Do I give notice on my apartment come the last week of February. Do I get rid of my stuff all through March and enter the monastery? Do I pack up and go back to New Jersey? Do I continue in cruise control in perpetuity, waiting to the last minute and then flipping a coin?

Do I even reach the end of February? Or the end of March? Does the trail pitter out, fade to white, like the end of The Unbearable Lightness of Being (the movie)? I get scared. I get attached. I feel the push and the pull, pushed and pulled. What if I give in and live, instead of give in and die?

It's the same wall. It doesn't change a thing. Why the attachment to living? I don't think otherwise it's an attachment to dying, it's more impulse or intuition. I imagine how freeing it would be just to let myself live, get these ideas of leaving out and away, once and for all, and . . . live another how many more decades and die anyway?

Why not now? Why later? I've never lived my life to live for the later. I've lived my life to die, well, just about now-ish. And thus, this wall. The moment is a masterpiece, the weight of indecision's in the air.

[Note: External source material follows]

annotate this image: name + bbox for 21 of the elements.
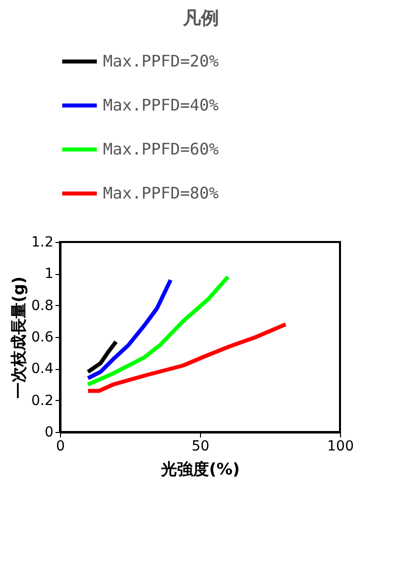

It's the 200 years later theory. What will it matter in 200 years, so don't waste time glombing and gloombing and lolling around in the negative if I don't want to. My parents will die, too, hopefully a little shocked to find that shit happens and some things money can't take care of, family will die and pass, friends will pass.

With luck, we can hope to become someone's memories, and from someone's memories we can become someone's stories, and from someone's stories we can be someone's curiosity.

No, living is not a solution to this puzzle. Life is a koan, a puzzle that can't be solved with linear, logical, normative thinking. Solving it requires releasing this grasp and attachment to this matrix, this structure of forms and thoughts. Spirituality doesn't provide answers. Science doesn't provide answers. But they point in resonant directions. And in the swirl of theory and intuition, there's me and my own decisions.

No solutions, no end to the path. In my belief system, I will come back to continue the journey, hopefully with a similar intuition to pick up on the trail where I got stuck in this life and move further along on it. Perhaps with a little less attachments. Perhaps more. Perhaps more struggle. Whatever works.

And if I'm completely wrong, and killing myself is karmically equal to killing another person regardless of the circumstances and situation? I'll have to jump off that bridge when I get to it.